P-SOCRATES will develop a complete and coherent software system stack, able to bridge the gap between the application design, and the hardware many-core platform. The project will investigate on a new programming framework to combine real-time embedded mapping and scheduling techniques with high-performance parallel programming models and associated tools, able to express parallelisation of applications. The programming model will be extended to support real-time properties and timing information. The software stack (shown in Figure) will extract a task dependency graph from the application, statically mapping these tasks to the threads of the operating system, which will be then dynamically scheduled on the many-core platform.
Current high-performance parallel programming models exploit the performance out of parallel architectures based on decisions taken at run-time. This is the case of OmpSs, which allows tracking data-dependencies between different tasks of a program (in a similar way of what out-of-order processors do to track instructions data-dependencies) with annotations. These annotations are then interpreted by a source-to-source compiler that emits calls to the runtime system, which dynamically generates the task dependency graph at run-time. This graph is then used to optimally decide which tasks can run in parallel on the available processor resources. Unfortunately, the use of run-time information makes it difficult to provide real-time guarantees.
Therefore, in order to provide real-time guarantees without suffering any performance degradation, it is required to identify which run-time configuration is necessary to statically build at design time to provide time guarantees. To do so, P-SOCRATES will investigate on enhanced parallel programming models that will extend current parallel programming models by incorporating new annotations and compiler techniques to automatically generate an extended task dependency graph containing not only the data dependencies among tasks, but also relevant information to derive the impact on execution time due to sharing resources when tasks communicate.

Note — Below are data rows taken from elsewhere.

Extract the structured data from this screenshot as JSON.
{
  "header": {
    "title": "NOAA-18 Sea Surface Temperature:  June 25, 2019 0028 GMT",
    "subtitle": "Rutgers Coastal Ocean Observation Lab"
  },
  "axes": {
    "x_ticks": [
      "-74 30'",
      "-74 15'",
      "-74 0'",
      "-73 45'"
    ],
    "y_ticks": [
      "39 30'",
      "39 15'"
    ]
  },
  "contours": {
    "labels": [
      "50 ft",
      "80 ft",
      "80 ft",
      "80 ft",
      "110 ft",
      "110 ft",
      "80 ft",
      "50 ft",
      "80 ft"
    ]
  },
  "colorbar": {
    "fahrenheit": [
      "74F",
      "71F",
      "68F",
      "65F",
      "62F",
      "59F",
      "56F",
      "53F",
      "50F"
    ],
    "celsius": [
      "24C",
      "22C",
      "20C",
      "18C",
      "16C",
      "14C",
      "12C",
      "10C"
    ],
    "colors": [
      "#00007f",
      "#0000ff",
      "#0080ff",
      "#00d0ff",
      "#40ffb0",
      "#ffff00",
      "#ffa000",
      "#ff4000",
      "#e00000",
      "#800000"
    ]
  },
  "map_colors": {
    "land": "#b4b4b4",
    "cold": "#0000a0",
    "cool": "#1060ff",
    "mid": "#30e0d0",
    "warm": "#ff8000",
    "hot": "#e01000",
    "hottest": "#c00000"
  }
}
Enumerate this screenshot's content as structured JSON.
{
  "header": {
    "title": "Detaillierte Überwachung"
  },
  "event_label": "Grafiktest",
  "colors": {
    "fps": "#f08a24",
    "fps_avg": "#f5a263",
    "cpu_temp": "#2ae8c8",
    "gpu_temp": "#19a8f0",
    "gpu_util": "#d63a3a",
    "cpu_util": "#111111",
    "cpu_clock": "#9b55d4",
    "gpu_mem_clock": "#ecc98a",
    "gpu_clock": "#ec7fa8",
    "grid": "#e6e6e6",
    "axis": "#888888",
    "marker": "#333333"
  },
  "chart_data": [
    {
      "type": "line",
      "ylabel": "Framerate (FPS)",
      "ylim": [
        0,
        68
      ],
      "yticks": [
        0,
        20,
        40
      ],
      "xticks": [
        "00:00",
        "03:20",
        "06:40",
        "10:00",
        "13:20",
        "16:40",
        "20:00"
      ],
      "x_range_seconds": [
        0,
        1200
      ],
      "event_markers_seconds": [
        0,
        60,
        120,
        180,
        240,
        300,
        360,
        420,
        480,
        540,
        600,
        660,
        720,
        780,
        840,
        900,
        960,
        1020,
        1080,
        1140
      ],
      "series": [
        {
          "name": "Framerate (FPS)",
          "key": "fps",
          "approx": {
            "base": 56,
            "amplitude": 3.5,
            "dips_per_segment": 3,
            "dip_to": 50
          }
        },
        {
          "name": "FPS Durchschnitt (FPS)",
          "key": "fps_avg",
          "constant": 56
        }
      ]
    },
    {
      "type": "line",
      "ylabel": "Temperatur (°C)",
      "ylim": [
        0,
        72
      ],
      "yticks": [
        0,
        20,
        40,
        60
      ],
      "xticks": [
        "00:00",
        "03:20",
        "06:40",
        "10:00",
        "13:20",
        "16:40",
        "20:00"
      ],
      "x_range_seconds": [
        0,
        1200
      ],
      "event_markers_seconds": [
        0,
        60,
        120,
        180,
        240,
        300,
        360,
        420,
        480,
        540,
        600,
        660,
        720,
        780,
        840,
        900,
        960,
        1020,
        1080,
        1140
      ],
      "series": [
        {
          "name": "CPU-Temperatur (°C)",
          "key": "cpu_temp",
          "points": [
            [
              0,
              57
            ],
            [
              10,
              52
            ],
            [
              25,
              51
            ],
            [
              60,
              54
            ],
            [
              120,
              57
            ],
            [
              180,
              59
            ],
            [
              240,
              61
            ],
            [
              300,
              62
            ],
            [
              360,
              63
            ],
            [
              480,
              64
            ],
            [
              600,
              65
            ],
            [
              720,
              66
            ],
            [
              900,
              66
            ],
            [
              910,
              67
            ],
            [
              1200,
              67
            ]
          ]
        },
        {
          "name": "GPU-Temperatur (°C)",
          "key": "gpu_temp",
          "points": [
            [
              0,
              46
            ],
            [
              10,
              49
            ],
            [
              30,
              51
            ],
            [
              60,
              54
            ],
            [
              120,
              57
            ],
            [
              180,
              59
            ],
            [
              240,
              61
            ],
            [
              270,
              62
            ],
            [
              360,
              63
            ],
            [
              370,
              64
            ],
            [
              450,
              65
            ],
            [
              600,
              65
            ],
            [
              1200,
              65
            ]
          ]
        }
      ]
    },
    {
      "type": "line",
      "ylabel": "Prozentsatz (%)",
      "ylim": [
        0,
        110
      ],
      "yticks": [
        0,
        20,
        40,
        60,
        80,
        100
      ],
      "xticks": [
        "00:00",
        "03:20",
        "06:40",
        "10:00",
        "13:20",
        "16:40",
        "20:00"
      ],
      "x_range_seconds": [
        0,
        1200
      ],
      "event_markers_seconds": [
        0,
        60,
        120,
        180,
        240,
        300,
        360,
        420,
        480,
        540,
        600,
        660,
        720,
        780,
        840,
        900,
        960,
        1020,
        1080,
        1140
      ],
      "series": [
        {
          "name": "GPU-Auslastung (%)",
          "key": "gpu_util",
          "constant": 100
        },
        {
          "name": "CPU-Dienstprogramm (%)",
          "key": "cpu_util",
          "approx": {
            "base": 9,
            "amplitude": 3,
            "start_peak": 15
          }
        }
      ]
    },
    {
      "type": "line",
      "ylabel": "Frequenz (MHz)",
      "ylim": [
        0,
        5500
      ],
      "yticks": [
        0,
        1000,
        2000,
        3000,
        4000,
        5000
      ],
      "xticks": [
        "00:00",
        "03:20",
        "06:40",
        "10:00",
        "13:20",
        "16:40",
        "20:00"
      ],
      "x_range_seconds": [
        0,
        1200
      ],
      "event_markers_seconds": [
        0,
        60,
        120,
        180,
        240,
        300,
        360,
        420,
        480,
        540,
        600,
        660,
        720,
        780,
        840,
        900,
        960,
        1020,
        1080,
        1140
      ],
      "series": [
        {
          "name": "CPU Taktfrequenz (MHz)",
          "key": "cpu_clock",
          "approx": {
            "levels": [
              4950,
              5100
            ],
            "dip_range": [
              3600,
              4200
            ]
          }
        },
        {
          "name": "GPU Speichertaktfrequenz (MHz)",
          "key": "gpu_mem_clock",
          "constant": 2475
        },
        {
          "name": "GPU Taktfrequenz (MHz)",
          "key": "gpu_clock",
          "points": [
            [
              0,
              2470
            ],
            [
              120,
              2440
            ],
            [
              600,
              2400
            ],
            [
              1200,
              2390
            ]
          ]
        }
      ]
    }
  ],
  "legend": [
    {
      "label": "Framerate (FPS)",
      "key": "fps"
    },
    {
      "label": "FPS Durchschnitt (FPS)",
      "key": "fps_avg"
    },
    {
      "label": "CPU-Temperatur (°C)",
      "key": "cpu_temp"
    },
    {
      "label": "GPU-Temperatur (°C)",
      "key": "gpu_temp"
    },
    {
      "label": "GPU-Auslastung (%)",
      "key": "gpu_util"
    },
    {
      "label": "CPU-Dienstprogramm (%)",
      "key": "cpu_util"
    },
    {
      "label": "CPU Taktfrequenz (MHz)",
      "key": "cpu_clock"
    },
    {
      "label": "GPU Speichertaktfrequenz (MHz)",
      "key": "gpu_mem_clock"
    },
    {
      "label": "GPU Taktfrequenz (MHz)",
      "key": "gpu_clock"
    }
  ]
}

This information will be then used by the mapping and scheduling algorithms, and by the timing and schedulability analysis module. The mapping algorithm will be enhanced to statically build the required run-time configuration, efficiently assigning tasks-to-threads in order to guarantee timing requirements without performance degradation. The underlying scheduling algorithm, implemented within the operating system, will then dynamically interpret the task-to-thread mapping into an efficient thread-to-core allocation, selecting which thread to execute on each core, and arbitrating the access to other shared resources.